For each major Alaska Eskimo group "Inupiaq, Yup'ik, Aleut, Alutiiq, St. Lawrence Islander" authors Oakes and Riewe discuss pattern, design, and techniques for skin preparation, construction, and decoration. They describe the reasons for design and decorative differences in boots used for ceremonies and dancing versus those for everyday wear and hunting, trapping, and fishing.
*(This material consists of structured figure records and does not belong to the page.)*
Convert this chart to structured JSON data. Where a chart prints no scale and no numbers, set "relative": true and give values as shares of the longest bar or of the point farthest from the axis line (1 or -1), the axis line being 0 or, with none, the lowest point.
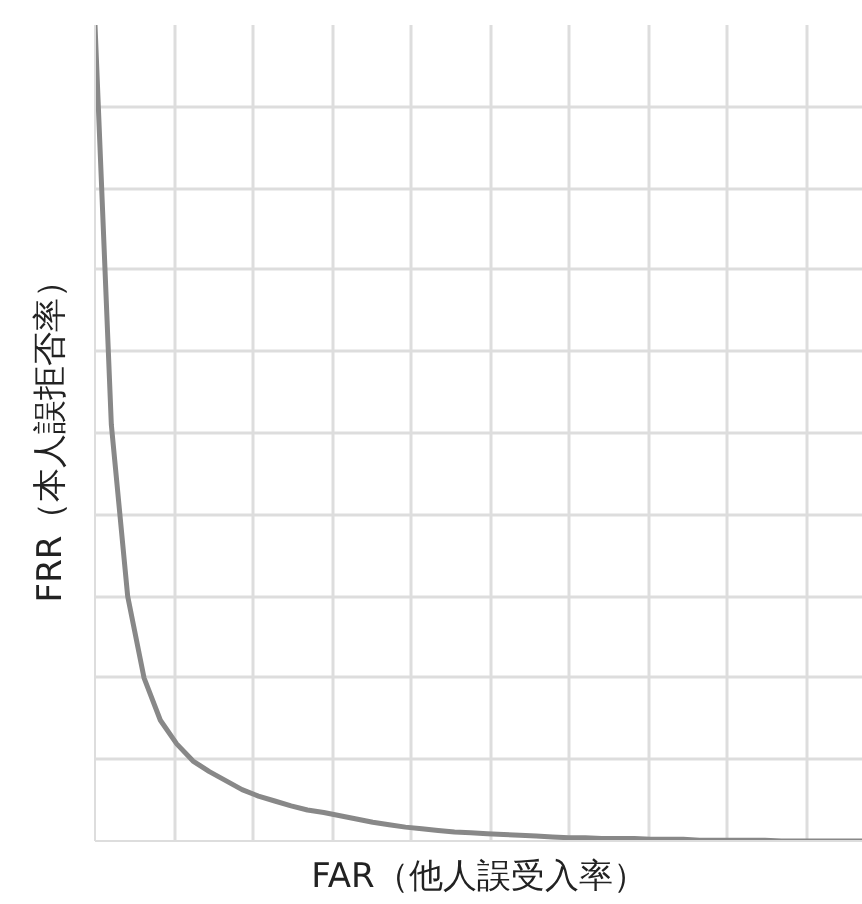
{
  "chart_data": {
    "type": "line",
    "xlabel": "FAR（他人誤受入率）",
    "ylabel": "FRR（本人誤拒否率）",
    "relative": true,
    "grid": true,
    "categories": [
      null,
      null,
      null,
      null,
      null,
      null,
      null,
      null,
      null,
      null,
      null,
      null,
      null,
      null,
      null,
      null,
      null,
      null,
      null,
      null,
      null,
      null,
      null,
      null,
      null,
      null,
      null,
      null,
      null,
      null,
      null,
      null,
      null,
      null,
      null,
      null,
      null,
      null,
      null,
      null,
      null,
      null,
      null,
      null,
      null,
      null,
      null,
      null
    ],
    "series": [
      {
        "color": "#888888",
        "values": [
          1.0,
          0.51,
          0.3,
          0.2,
          0.148,
          0.119,
          0.098,
          0.085,
          0.074,
          0.063,
          0.055,
          0.049,
          0.043,
          0.038,
          0.035,
          0.031,
          0.027,
          0.023,
          0.02,
          0.017,
          0.015,
          0.013,
          0.011,
          0.01,
          0.009,
          0.008,
          0.007,
          0.006,
          0.005,
          0.004,
          0.004,
          0.003,
          0.003,
          0.003,
          0.002,
          0.002,
          0.002,
          0.001,
          0.001,
          0.001,
          0.001,
          0.001,
          0,
          0,
          0,
          0,
          0,
          0
        ]
      }
    ]
  }
}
Developed with Eskimo seamstresses from each Alaskan region, this full-color volume features photographs from museum collections in the United States and Russia. Detailed drawings of patterns, construction techniques, and decorative details illustrate the complexity of this ancient art and provide readers with guidance in identifying regional styles. A tribute to an exquisite art and the women who practice it, Alaska Eskimo Footwear brings the beauty of the North to life.
Jill Oakes teaches in the Department of Environment and Geography at the University of Manitoba. With Rick Riewe, her husband, she wrote Our Boots: An Inuit Women's Art, as well as Spirit of Siberia: Traditional Native Life, Clothing, and Footwear which was published in association with the Bata Shoe Museum (Toronto). Her fields of interest include the ways that Native women improve their community's quality of life, manage resources, and pass on traditional knowledge.
Rick Riewe is a professor of zoology at the University of Manitoba, where he teaches ecology, resource management, and biology. He studies northern wildlife management, native land use, and the domestic economy of northern hunters. With funding from the Bata Shoe Museum, he and his wife have lived and studied with the Native peoples of Canada, Alaska, Siberia, Fennoscandia, and Greenland.
"The written text is beautifully augmented by contemporary and historical photographs, as well as line drawings. This illustrative material is a major asset to the manuscript."